BB Ich denke, dass es eine besondere Form der Herausforderung ist, welche die Chirurgie und die Unfallchirurgie ganz speziell ausmacht. In anderen Bereichen ist die Diagnose oft das Schwierige. Bei uns ist die Aufgabenstellung oft eindeutig: Es kommt zum Beispiel ein verunfallter Patienten mit einem bestimmten Bruch, der gerichtet und chirurgisch versorgt werden muss – klare Aufgabenstellung, klare Lösung. Und doch ist es eine Herausforderung zu wählen, welcher Zugangsweg, welche Fixationsmethode die optimale ist. Ein differenziertes Vorgehen ist notwendig um zu klären wie ich das zufriedenstellendste Ergebnis erreiche. Natürlich muss man auch eine gewisse Liebe zum feinmotorischen Arbeiten mitbringen.

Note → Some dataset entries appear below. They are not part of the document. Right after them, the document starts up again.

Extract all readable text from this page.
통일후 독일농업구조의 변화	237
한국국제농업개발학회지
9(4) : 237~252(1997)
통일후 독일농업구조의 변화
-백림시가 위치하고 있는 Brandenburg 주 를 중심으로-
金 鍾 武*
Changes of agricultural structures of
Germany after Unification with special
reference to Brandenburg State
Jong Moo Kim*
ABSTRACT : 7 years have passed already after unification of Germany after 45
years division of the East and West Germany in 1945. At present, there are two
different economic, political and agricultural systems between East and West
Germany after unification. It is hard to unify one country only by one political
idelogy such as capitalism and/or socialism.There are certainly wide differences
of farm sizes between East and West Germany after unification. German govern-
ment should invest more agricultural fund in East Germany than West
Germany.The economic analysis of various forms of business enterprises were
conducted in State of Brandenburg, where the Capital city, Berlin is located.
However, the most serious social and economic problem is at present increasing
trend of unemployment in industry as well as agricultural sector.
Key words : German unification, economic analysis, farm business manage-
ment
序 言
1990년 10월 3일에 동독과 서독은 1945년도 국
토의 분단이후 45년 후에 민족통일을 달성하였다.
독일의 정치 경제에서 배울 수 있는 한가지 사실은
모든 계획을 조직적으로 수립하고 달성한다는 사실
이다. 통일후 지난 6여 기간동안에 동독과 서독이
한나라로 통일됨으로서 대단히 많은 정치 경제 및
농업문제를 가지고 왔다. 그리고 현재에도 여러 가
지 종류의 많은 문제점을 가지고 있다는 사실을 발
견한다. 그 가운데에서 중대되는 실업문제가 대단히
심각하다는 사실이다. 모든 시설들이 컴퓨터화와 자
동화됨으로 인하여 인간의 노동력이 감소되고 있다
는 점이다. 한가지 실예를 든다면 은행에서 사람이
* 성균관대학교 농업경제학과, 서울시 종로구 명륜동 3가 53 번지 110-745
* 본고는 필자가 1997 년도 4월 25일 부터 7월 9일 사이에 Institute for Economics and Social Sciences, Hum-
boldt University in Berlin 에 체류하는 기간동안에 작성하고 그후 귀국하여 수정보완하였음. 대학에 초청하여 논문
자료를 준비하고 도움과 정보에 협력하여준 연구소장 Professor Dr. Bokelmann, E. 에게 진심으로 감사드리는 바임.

änd Wann kamen Sie auf die Idee, sich im BDC berufspolitisch zu engagieren. Sind Sie von Kollegen „angesteckt“ worden?
BB Das hat sich eigentlich eher per Zufall ergeben. Zu Beginn meiner Karriere hatte ich da kaum Berührungspunkte. Mein Chef in der Klinik war dann aber Kongresspräsident der Fachgesellschaft DGCH, die auf der Suche nach Nachwuchssprechern war. Da habe ich mich zunächst mehr oder weniger überreden lassen – und habe erst einmal vorsichtig reingeschnuppert. Ich war dann aber schnell davon überzeugt, dass es eine sinnvolle Tätigkeit ist. Das Engagement im BDC war dann gleich zu Beginn etwas bewusster gewählt und hat sich letztlich aus Gesprächen mit dem Vizepräsidenten dort ergeben, der ebenfalls für die Nachwuchsarbeit brennt. Es gibt so viele Kollegen, die sich über die Rahmenbedingungen beschweren und in irgendwelchen Chirurgieforen im Internet ständig meckern. Ich finde es da besser, gemeinsam mit engagierten Kollegen nach Lösungen zu suchen, konstruktive Vorschläge zu machen und Änderungen auch öffentlich einzufordern. Diese Einstellung treibt mich in der Berufspolitik voran.
änd Warum sehen das aber immer nur eine Handvoll junger Kollegen so?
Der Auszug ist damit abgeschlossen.